Preliminary
I think there a couple of preliminary points that need to be addressed. This is marked as system agnostic, and that is probably a good call in the sense that neither the question nor this answer are tied to any particular setting, but it does not apply to all settings. Some settings make it very easy to make magic feel "science-y" and others makes it nigh impossible either deliberately or just by not having things well defined.
Second, what makes something feel like science, especially in the way this question seems to be asking is being well defined, and susceptible to something akin to the scientific process, not using scientific sounding words. In fact, scientific sounding words might make things worse in terms of realism or making something feel like science. They can lead to someone with real science knowledge leaping up and saying "That's not how that works at all" (my wife gets really mad when I do that with Star Trek) or "That might work, but what about the side effects?"
Something which is predictable and can be studied experimentally feels like science.
Which brings me to the core of my answer: To make magic feel like science you let it be consistent. Shadowrun's Hermetic magic (my knowledge comes from 2e, I don't know if this has changed) felt that way to me. There was a whole background theory of mana and astral space and their interactions that felt like something a scientist could study. The results were predictable, a magic theory skill existed, and some of the fiction around it suggested that magic theorists worked a lot like scientists and used a lot of math. It felt a lot like science, though it used magi-babble instead of science babble.
In fiction, the Iron Druid Chronicles come to mind, at least in terms of druidic magic. The basics of how druidic magic are laid out in the first book of the series and never deviated from. After the first book, the druids occasionally pull out new tricks, but they always flow form the principles laid out in the first book and always feel consistent. The main character also spends a lot of time talking about how his studies of science have helped him use his magic better. Druidic magic is predictable, and can be informed by knowledge of other fields of science. This makes it feel a lot like a science.

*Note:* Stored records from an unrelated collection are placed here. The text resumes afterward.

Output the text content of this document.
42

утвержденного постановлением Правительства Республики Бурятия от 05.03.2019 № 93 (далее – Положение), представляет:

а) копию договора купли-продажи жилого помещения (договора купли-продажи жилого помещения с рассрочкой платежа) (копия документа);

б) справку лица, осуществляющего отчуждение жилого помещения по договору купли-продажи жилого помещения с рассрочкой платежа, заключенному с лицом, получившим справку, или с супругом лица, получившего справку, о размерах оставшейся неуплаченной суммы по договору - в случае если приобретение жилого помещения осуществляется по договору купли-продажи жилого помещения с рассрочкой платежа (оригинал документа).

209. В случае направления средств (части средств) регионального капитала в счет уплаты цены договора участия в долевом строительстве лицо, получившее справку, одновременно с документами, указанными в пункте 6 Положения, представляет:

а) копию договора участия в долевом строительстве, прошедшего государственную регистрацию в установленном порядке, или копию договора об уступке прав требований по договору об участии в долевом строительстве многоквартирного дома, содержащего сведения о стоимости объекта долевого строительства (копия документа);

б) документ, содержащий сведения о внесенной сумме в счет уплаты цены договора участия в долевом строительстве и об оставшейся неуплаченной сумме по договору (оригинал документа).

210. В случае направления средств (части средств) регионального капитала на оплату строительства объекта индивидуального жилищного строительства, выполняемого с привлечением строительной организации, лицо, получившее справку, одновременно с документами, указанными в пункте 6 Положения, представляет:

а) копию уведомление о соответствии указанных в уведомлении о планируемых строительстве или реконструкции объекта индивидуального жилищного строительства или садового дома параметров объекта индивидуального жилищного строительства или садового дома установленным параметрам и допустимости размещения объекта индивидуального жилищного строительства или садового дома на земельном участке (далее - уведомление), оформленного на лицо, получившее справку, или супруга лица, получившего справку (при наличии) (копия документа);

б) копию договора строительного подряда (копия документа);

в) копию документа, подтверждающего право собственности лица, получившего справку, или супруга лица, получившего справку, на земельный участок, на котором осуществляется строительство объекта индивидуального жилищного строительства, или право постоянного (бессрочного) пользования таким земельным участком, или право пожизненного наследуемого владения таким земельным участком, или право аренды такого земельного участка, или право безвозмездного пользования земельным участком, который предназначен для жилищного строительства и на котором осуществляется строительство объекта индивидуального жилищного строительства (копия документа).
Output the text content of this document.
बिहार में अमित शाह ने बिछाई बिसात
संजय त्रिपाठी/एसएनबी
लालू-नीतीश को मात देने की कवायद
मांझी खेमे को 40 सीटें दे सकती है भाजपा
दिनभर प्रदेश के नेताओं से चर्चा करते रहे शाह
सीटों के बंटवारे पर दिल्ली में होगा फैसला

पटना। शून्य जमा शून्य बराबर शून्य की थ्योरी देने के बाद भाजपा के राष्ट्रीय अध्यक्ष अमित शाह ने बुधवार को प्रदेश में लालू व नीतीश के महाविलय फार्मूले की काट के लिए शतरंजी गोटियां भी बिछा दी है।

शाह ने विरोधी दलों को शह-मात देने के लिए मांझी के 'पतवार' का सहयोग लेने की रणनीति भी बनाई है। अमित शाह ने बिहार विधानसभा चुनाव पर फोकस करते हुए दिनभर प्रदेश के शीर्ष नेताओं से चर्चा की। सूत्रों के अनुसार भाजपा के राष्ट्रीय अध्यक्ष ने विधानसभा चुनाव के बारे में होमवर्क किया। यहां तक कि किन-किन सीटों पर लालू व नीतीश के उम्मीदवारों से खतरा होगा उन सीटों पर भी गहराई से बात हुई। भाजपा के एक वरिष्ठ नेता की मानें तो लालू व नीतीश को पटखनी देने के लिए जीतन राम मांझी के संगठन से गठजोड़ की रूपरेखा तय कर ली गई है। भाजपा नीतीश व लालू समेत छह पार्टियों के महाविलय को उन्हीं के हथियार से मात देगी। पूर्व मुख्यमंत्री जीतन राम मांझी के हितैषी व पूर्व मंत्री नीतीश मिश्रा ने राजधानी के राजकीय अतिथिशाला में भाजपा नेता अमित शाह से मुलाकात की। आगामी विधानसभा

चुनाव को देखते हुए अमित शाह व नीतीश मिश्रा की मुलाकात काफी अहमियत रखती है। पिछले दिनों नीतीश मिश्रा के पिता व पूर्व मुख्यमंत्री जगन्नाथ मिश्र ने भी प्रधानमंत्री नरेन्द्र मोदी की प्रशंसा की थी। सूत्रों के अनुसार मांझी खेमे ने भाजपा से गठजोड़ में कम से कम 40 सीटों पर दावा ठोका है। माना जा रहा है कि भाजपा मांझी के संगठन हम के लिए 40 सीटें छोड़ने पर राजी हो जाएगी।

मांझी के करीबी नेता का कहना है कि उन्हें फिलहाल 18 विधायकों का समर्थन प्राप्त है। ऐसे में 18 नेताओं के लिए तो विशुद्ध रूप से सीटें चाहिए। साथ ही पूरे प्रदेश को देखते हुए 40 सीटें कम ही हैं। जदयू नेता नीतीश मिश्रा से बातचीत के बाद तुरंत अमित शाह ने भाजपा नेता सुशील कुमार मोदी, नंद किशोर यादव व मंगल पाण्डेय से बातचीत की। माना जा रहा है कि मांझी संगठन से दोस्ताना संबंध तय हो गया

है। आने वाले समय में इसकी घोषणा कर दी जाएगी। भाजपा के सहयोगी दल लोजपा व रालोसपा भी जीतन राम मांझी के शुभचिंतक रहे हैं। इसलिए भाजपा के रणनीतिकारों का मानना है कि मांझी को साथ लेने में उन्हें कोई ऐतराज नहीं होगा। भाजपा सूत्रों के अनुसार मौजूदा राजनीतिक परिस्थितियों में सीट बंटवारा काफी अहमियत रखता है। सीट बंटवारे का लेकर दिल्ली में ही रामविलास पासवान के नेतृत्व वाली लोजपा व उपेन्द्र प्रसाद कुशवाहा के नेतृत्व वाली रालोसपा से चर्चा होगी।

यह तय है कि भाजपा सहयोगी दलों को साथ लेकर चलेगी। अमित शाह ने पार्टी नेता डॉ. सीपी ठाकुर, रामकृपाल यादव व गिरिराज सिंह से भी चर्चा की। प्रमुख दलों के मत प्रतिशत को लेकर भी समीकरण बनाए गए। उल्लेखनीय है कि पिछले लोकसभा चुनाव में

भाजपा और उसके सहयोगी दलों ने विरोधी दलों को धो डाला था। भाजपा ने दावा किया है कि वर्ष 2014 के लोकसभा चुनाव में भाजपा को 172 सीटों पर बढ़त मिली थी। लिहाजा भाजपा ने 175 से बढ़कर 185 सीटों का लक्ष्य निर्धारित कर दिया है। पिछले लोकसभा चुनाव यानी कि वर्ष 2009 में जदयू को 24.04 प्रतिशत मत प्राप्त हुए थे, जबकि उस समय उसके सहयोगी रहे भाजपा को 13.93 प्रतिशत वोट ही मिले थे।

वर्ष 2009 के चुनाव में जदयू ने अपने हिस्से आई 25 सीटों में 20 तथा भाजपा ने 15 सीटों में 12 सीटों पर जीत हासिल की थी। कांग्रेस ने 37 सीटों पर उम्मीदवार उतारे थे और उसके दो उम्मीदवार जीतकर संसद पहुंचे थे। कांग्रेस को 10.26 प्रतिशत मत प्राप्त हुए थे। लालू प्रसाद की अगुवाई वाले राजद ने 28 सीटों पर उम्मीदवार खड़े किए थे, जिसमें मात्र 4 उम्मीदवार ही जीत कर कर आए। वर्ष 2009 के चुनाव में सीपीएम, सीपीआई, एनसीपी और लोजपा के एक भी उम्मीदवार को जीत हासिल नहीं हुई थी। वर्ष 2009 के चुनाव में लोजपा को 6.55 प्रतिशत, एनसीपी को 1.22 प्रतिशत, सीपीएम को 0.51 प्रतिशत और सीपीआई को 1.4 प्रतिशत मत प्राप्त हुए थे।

What makes magic feel un-scientific?
It might help to look at the opposite end of it. To make magic not feel like science, you deliberately leave it vague, unpredictable, and poorly understood even by its users. It then becomes hard to study (in any conventional sense of the word study) and mysterious. It might even be a living thing with something of a mind of its own. Magic in The Last Unicorn felt magical and was certainly not scientific because of that.